Keep Oil’s Shelf Life In-Check
Oils usually last for 4 to 6 years on a shelf. Because with the passage of time, unused oils lose their profound abilities.
Well, if you opened your well-preserved bottle after a few years (3 years). And then see oddly hazy stuff with a disturbing layer in your bottle, get rid of the oil
The same oil that is your engine saver becomes the backstabber of your car engine. So, be careful.
Know the Oil Numbers
You always see different sets of numbers of the oil bottle. Simple oils have only one number. But, with motor oil, there are always sets of numbers.
These numbers determine viscosity. Higher the number higher the viscosity. Simple or basic oils have one number. Thus, they have higher viscosity when cold and are the thinnest when the temperature is hot. Such as SAE 40.
In the case of higher motor oils, as I told you a while back, they have dual numbers. Such as 10W-40, 10W-30, etc.
- 10 – Viscosity in Cold Temperature
- W – Refers to Winter
- 40 – Viscosity in Hot Temperature
The smaller number “10” tells you how the oil will behave when the temperature is cold. So, you always want a lower number here.

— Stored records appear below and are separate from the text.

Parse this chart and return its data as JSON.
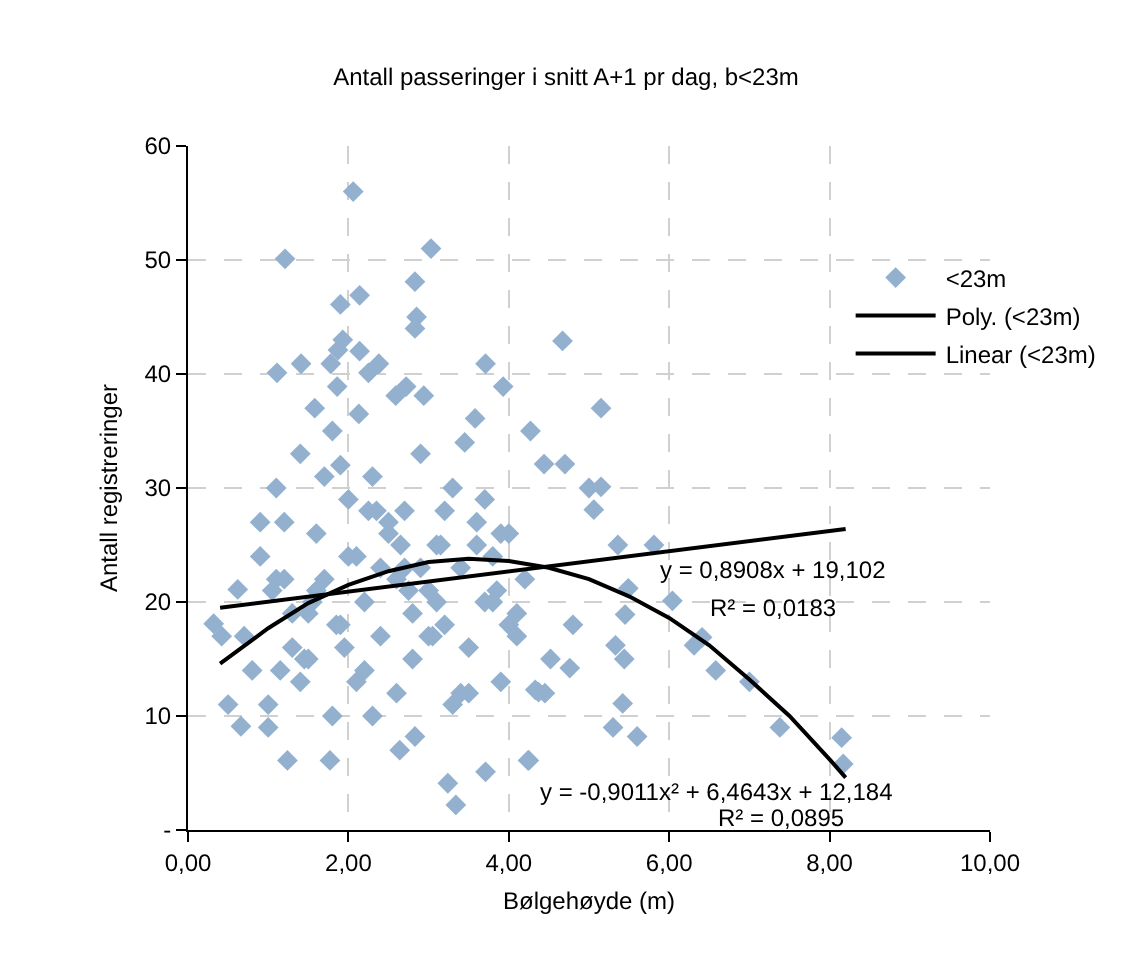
{
  "chart_data": {
    "type": "scatter",
    "title": "Antall passeringer i snitt A+1 pr dag, b<23m",
    "xlabel": "Bølgehøyde (m)",
    "ylabel": "Antall registreringer",
    "xlim": [
      0,
      10
    ],
    "xticks": [
      {
        "value": 0,
        "label": "0,00"
      },
      {
        "value": 2,
        "label": "2,00"
      },
      {
        "value": 4,
        "label": "4,00"
      },
      {
        "value": 6,
        "label": "6,00"
      },
      {
        "value": 8,
        "label": "8,00"
      },
      {
        "value": 10,
        "label": "10,00"
      }
    ],
    "ylim": [
      0,
      60
    ],
    "yticks": [
      {
        "value": 0,
        "label": "-"
      },
      10,
      20,
      30,
      40,
      50,
      60
    ],
    "grid": true,
    "legend": "right",
    "marker": "diamond",
    "series": [
      {
        "name": "<23m",
        "color": "#93b1cf",
        "x": [
          2.06,
          1.21,
          3.03,
          2.83,
          1.9,
          2.14,
          2.85,
          2.83,
          1.93,
          1.87,
          2.14,
          1.11,
          1.41,
          1.78,
          2.25,
          2.38,
          3.71,
          1.86,
          1.58,
          2.59,
          2.72,
          2.94,
          3.93,
          3.58,
          2.13,
          4.67,
          5.15,
          4.27,
          4.44,
          4.7,
          5.15,
          5.06,
          5.36,
          5.81,
          6.04,
          5.49,
          5.45,
          5.33,
          5.44,
          6.31,
          6.41,
          6.58,
          7.0,
          7.38,
          8.15,
          8.17,
          5.42,
          5.3,
          5.6,
          4.37,
          4.52,
          4.76,
          4.25,
          3.34,
          3.24,
          3.71,
          4.24,
          1.24,
          1.77,
          2.64,
          2.83,
          0.66,
          4.33,
          0.32,
          0.42,
          0.62,
          0.8,
          0.9,
          1.0,
          1.1,
          1.2,
          1.3,
          1.4,
          1.5,
          1.6,
          1.7,
          1.8,
          1.9,
          2.0,
          2.1,
          2.2,
          2.3,
          2.4,
          2.5,
          2.6,
          2.7,
          2.8,
          2.9,
          3.0,
          3.1,
          3.2,
          3.3,
          3.4,
          3.5,
          3.6,
          3.7,
          3.8,
          3.9,
          4.0,
          4.1,
          4.2,
          1.0,
          1.2,
          1.4,
          1.6,
          1.8,
          2.0,
          2.2,
          2.4,
          2.6,
          2.8,
          3.0,
          3.2,
          3.4,
          3.6,
          3.8,
          4.0,
          0.9,
          1.3,
          1.7,
          2.1,
          2.5,
          2.9,
          3.3,
          3.7,
          4.1,
          1.1,
          1.5,
          1.9,
          2.3,
          2.7,
          3.1,
          3.5,
          3.9,
          0.7,
          1.05,
          1.45,
          1.85,
          2.25,
          2.65,
          3.05,
          3.45,
          3.85,
          4.45,
          4.8,
          5.0,
          0.5,
          1.15,
          1.55,
          1.95,
          2.35,
          2.75,
          3.15
        ],
        "values": [
          56.0,
          50.1,
          51.0,
          48.1,
          46.1,
          46.9,
          45.0,
          44.0,
          43.0,
          42.1,
          42.0,
          40.1,
          40.9,
          40.9,
          40.1,
          40.9,
          40.9,
          38.9,
          37.0,
          38.1,
          38.9,
          38.1,
          38.9,
          36.1,
          36.5,
          42.9,
          37.0,
          35.0,
          32.1,
          32.1,
          30.1,
          28.1,
          25.0,
          25.0,
          20.1,
          21.2,
          18.9,
          16.2,
          15.0,
          16.2,
          16.9,
          14.0,
          13.0,
          9.0,
          8.1,
          5.8,
          11.1,
          9.0,
          8.2,
          12.1,
          15.0,
          14.2,
          6.1,
          2.2,
          4.1,
          5.1,
          6.1,
          6.1,
          6.1,
          7.0,
          8.2,
          9.1,
          12.3,
          18.1,
          17.0,
          21.1,
          14,
          24,
          11,
          30,
          27,
          19,
          33,
          15,
          26,
          22,
          35,
          18,
          29,
          24,
          20,
          31,
          17,
          26,
          22,
          28,
          15,
          33,
          21,
          25,
          18,
          30,
          23,
          16,
          27,
          20,
          24,
          13,
          26,
          19,
          22,
          9,
          22,
          13,
          21,
          10,
          24,
          14,
          23,
          12,
          19,
          17,
          28,
          12,
          25,
          20,
          18,
          27,
          16,
          31,
          13,
          27,
          23,
          11,
          29,
          17,
          22,
          19,
          32,
          10,
          23,
          20,
          12,
          26,
          17,
          21,
          15,
          18,
          28,
          25,
          17,
          34,
          21,
          12,
          18,
          30,
          11,
          14,
          20,
          16,
          28,
          21,
          25
        ]
      },
      {
        "name": "Poly. (<23m)",
        "type": "line",
        "color": "#000000",
        "marker": "none",
        "x": [
          0.4,
          1,
          1.5,
          2,
          2.5,
          3,
          3.5,
          4,
          4.5,
          5,
          5.5,
          6,
          6.5,
          7,
          7.5,
          8,
          8.2
        ],
        "values": [
          14.6,
          17.7,
          19.9,
          21.5,
          22.7,
          23.5,
          23.8,
          23.6,
          23.0,
          22.0,
          20.5,
          18.6,
          16.2,
          13.2,
          10.0,
          6.2,
          4.6
        ]
      },
      {
        "name": "Linear (<23m)",
        "type": "line",
        "color": "#000000",
        "marker": "none",
        "x": [
          0.4,
          8.2
        ],
        "values": [
          19.5,
          26.4
        ]
      }
    ],
    "annotations": [
      "y = 0,8908x + 19,102",
      "R² = 0,0183",
      "y = -0,9011x² + 6,4643x + 12,184",
      "R² = 0,0895"
    ]
  }
}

While the bigger number “40” depicts how the oil works when the temperature is hot. You always want this number to be higher than the cold one.
Lighter is Better
As I already told you about the numbers. It’s crucial that you always use oils with lighter numbers. Lighter the number lower the viscosity. Thus, it’ll flow more efficiently. Grants quick easier ignition and better engine protection from the cold.
Such as 5W-40 are way better than the 10W-40 in winter case. So, don’t be a heavy lifter, or else your precious ride will suffer.
Oil Is Expensive
If synthetic oil is expensive then choose the synthetic blend. Or cycle between the full synthetic and conventional oil.

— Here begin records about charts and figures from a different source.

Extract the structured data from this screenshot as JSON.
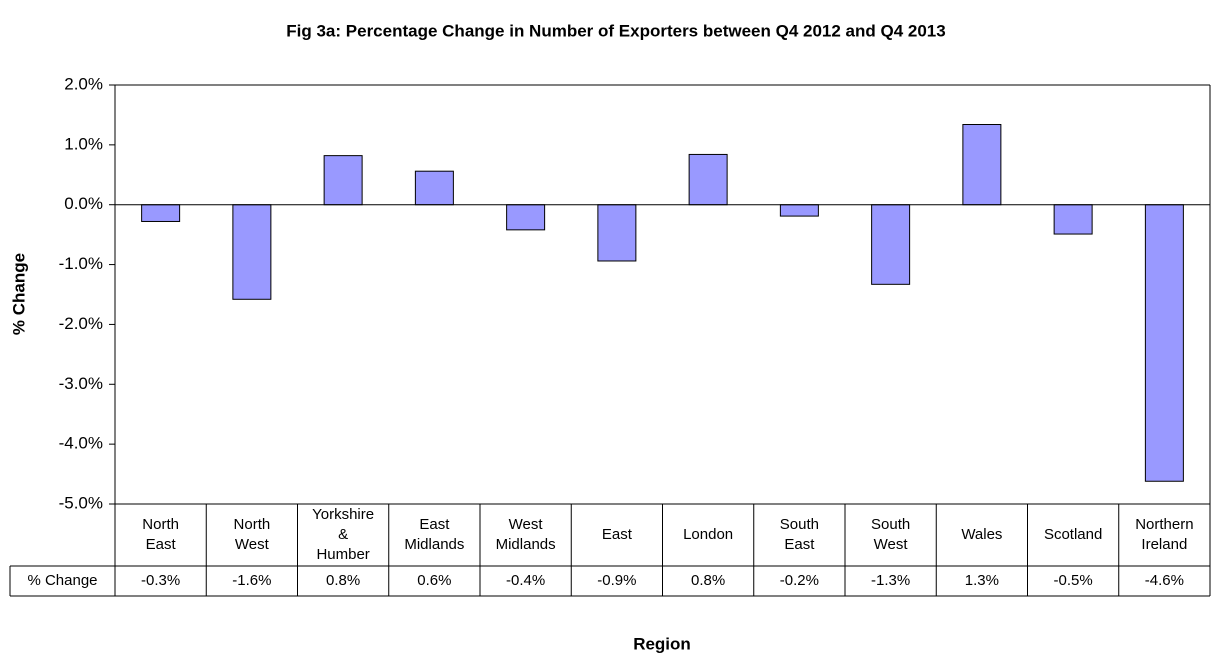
{
  "chart_data": {
    "type": "bar",
    "title": "Fig 3a: Percentage Change in Number of Exporters between Q4 2012 and Q4 2013",
    "y_label": "% Change",
    "x_label": "Region",
    "table_row_label": "% Change",
    "categories": [
      "North\nEast",
      "North\nWest",
      "Yorkshire\n&\nHumber",
      "East\nMidlands",
      "West\nMidlands",
      "East",
      "London",
      "South\nEast",
      "South\nWest",
      "Wales",
      "Scotland",
      "Northern\nIreland"
    ],
    "values": [
      -0.28,
      -1.58,
      0.82,
      0.56,
      -0.42,
      -0.94,
      0.84,
      -0.19,
      -1.33,
      1.34,
      -0.49,
      -4.62
    ],
    "value_labels": [
      "-0.3%",
      "-1.6%",
      "0.8%",
      "0.6%",
      "-0.4%",
      "-0.9%",
      "0.8%",
      "-0.2%",
      "-1.3%",
      "1.3%",
      "-0.5%",
      "-4.6%"
    ],
    "color": "#9999ff",
    "ylim": [
      -5,
      2
    ],
    "yticks": [
      {
        "value": -5,
        "label": "-5.0%"
      },
      {
        "value": -4,
        "label": "-4.0%"
      },
      {
        "value": -3,
        "label": "-3.0%"
      },
      {
        "value": -2,
        "label": "-2.0%"
      },
      {
        "value": -1,
        "label": "-1.0%"
      },
      {
        "value": 0,
        "label": "0.0%"
      },
      {
        "value": 1,
        "label": "1.0%"
      },
      {
        "value": 2,
        "label": "2.0%"
      }
    ]
  }
}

Synthetic blends are cheaper than synthetic oil (full synthetic oils). But powerful than conventional oil. (Check Battle of Oils > Synthetic Oil vs. Synthetic Blends).
Or you can follow the Synthetic Conventional Cycle. You can switch between the full synthetic and conventional oil at regular intervals. Remember, inter-changing between the oils doesn’t damage your ride. It’s just a simple myth with no basis running here and there.
Avoid Over Filling
Don’t over fillup your car’s oil box (crankshaft) to the brim. The air bubbles will make their way into the oil. The oil pump will not perform effectively while circulating bubbles and oil at the same time.
Oil Pan Plug Cleanup
If you change your car oil yourself, then clean the pan plug every time. Because many of these plugs are magnetic and can attract metal grains to them.
Add Oil Temperature Gauge
Add an oil temperature gauge to your ride. If there is then no worries and if isn’t then install. These specific gauges tell you about the situation of your engine oil. Either it’s cold, hot, or in optimal condition. Thus, they warn you about critical conditions before your engine gets the… hit.

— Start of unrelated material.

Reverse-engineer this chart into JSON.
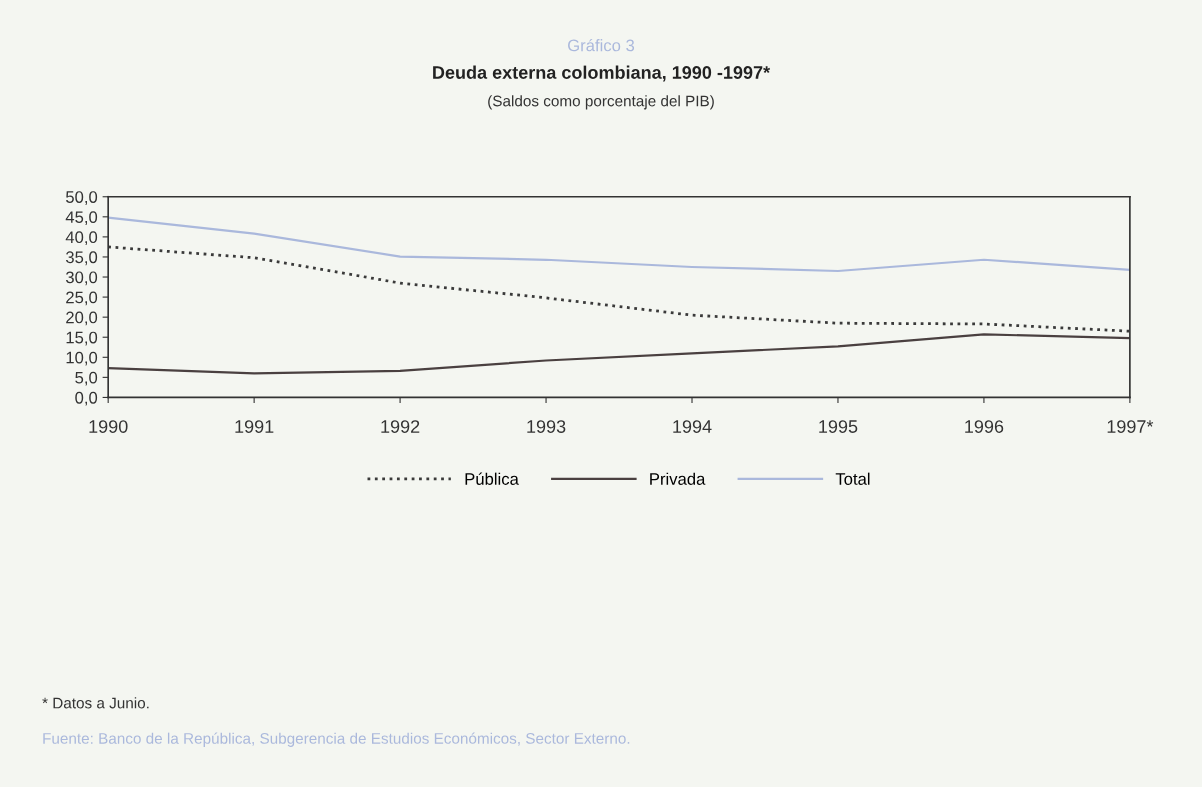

Take Accurate Readings of Oil Level
Another thing I would recommend is to check the oil for the accurate level of readings. So, you add the right amount of oil according to your owner’s manual.
Drive for 10 to 20 minutes to warm the oil. Then park the car at a plain equal ground. Now, turn off the engine for 10 to 20 minutes to allow the oil to settle and drain back to the pan.
Now, pull out the dipstick, clean it, and reinsert it. Make sure you insert all the way through. Now, get the dipstick out again, and note the readings. For the last part, add the right amount and type of oil according to your owner’s manual.
Save The Record
Always save a record about mileage, oil change dates, types of oil you used, next oil you’re going to use.
Whenever an oil-related problem occurs or you going to change the oil. Be sure to check your owner’s manual for viscosity grade and oil specifications.
Seek Professional Help
Finally, take professional help if the problem is beyond you. Connect to your mechanic, oil change service, or auto spare parts outlet. They’ll guide you better about the owner’s manual as well as your ride’s problem.